Methodical experimentation is key here, from the very start. Using email metrics allows you to see what’s working and what’s not, so you can work towards sending newsletters that your readers want to receive. And this principal stands regardless of the size of your audience.
Most newsletter platforms come with built-in metrics so you can track your newsletter’s successes and failures. Consistently checking the statistics to see what works and what doesn’t can help you refine your newsletter and ultimately all of your marketing efforts.
Is anyone reading it?
The first question when starting to work with any email marketing campaign or publication is, “Is anyone reading it?” Check your newsletter’s open rates to see which editions fared better than others. An open rate under 20% is considered low and anything above 50% is amazing.

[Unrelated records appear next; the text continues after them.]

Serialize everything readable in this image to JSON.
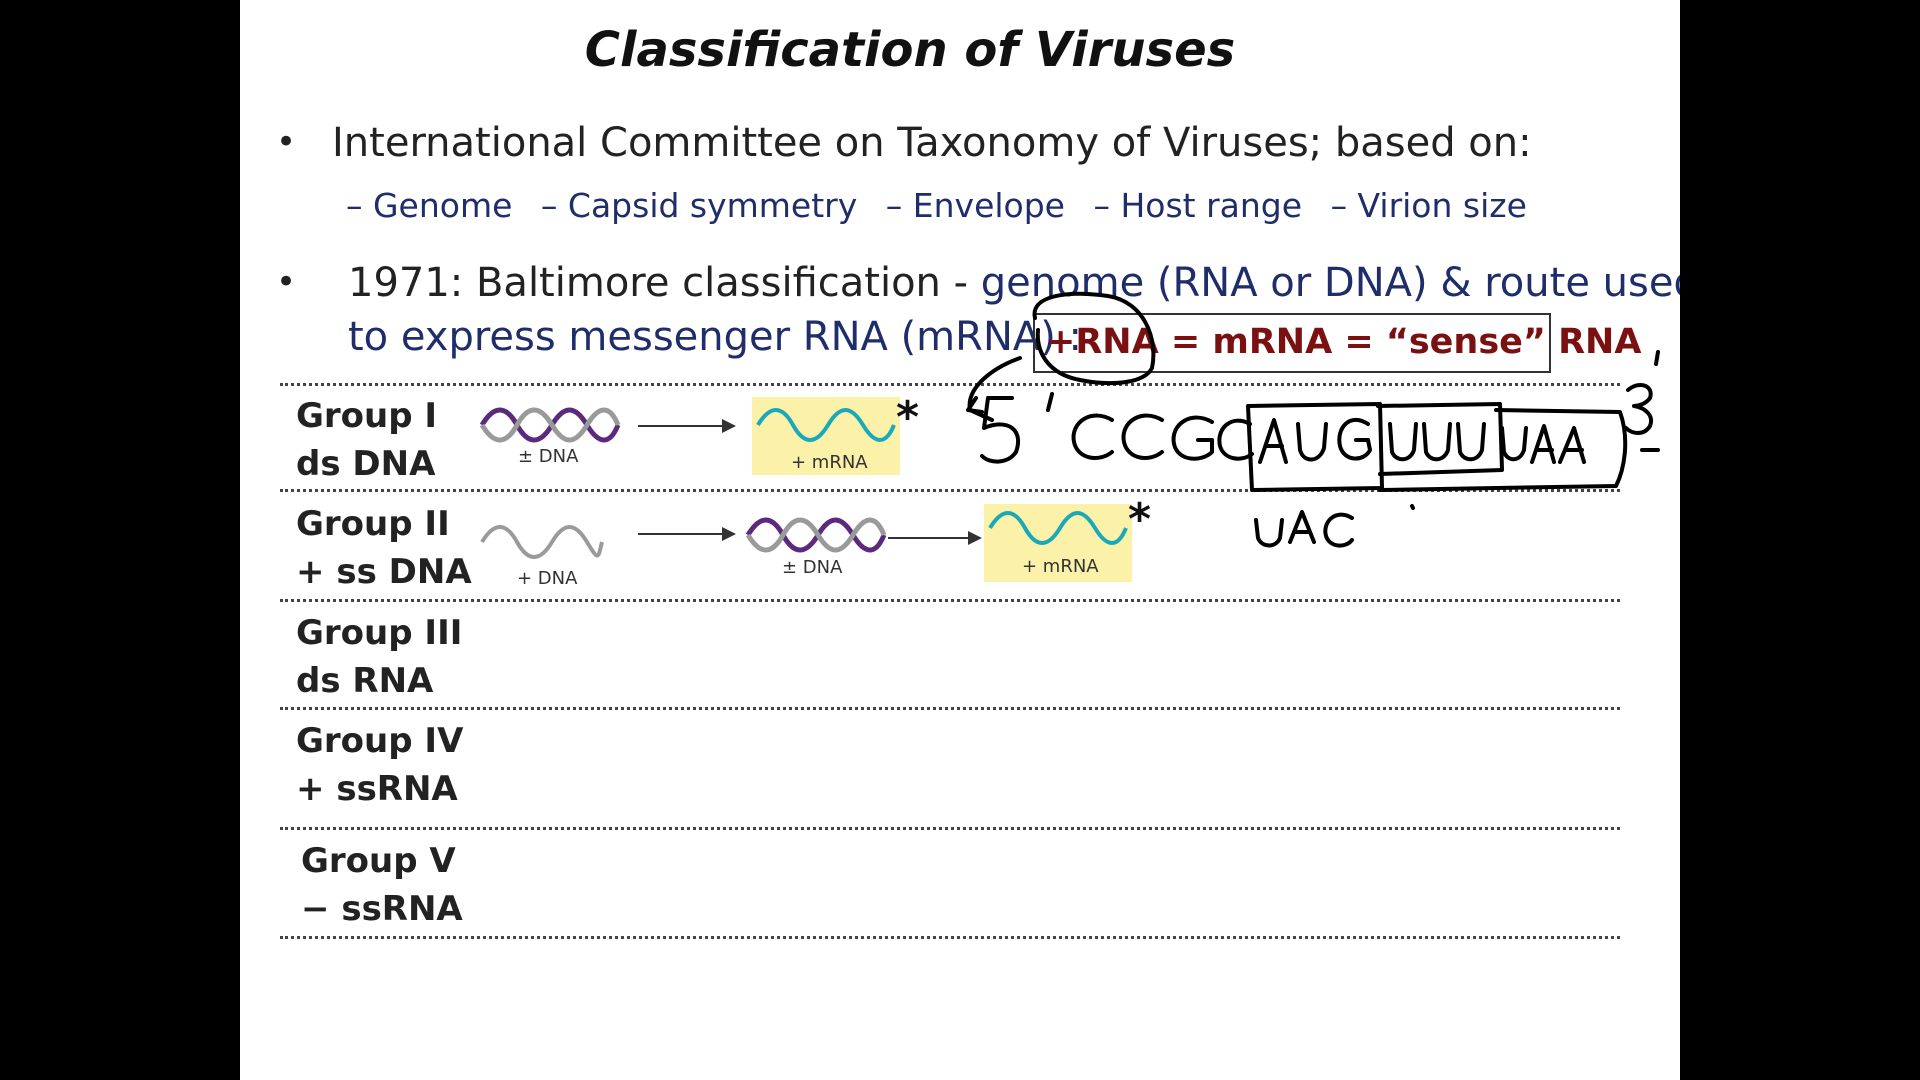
{
  "slide": {
    "title": "Classification of Viruses",
    "bullet1": {
      "text": "International Committee on Taxonomy of Viruses; based on:",
      "criteria": [
        "– Genome",
        "– Capsid symmetry",
        "– Envelope",
        "– Host range",
        "– Virion size"
      ]
    },
    "bullet2": {
      "lead": "1971: Baltimore classification - ",
      "highlight": "genome (RNA or DNA) & route used",
      "line2": "to express messenger RNA (mRNA) :"
    },
    "sense_box": "+RNA = mRNA = “sense” RNA",
    "groups": [
      {
        "name": "Group I",
        "type": "ds DNA"
      },
      {
        "name": "Group II",
        "type": "+ ss DNA"
      },
      {
        "name": "Group III",
        "type": "ds RNA"
      },
      {
        "name": "Group IV",
        "type": "+ ssRNA"
      },
      {
        "name": "Group V",
        "type": "− ssRNA"
      }
    ],
    "diagram": {
      "g1_dna_label": "± DNA",
      "g1_mrna_label": "+ mRNA",
      "g2_ssdna_label": "+ DNA",
      "g2_dsdna_label": "± DNA",
      "g2_mrna_label": "+ mRNA",
      "star": "*"
    }
  },
  "colors": {
    "background": "#000000",
    "slide": "#ffffff",
    "sub_text": "#1f2d6b",
    "sense_text": "#7a1010",
    "mrna_highlight": "#fbf1a9",
    "mrna_wave": "#1aa9b8",
    "dna_purple": "#5b2a7e",
    "dna_grey": "#9a9a9a"
  }
}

Subscribers generally decide whether to open an email based on the subject line. Compare subject lines of newsletters with high open rates with those with lower rates. Perhaps your consumers respond better to shorter subject lines, or chatty subject lines. Or maybe they are more likely to open a newsletter announcing a discount or promotion. Stick to the style that’s getting the most attention, and think about how you can apply that style in other aspects of your company’s marketing.
Is it converting?
The second question to ask about your newsletter is, “Is it converting?” In other words, are the recipients doing what you want them to do? Your newsletter should always include a call to action, asking recipients to click through to a landing page – which might be a product page, announcement of a promotion or registration for a contest.
Check click-through rates to see how many readers responded to your call to action and clicked on the link. How many actually converted when they reached the page itself? Once again, compare the successful newsletters with the unsuccessful ones to see which calls to action get the most traction.
Other factors might make the difference between a successful newsletter and an unsuccessful one. Look at length, tone and graphic design to see whether those are affecting user response. Research what types of content your consumers appreciate and give them more of it, in newsletters and elsewhere.
Tracking your newsletter metrics takes precious time, but your readers are also busy people and will only make time to read your emails if they find the content interesting and helpful. Time spent on finding out how to grab their attention is time well spent.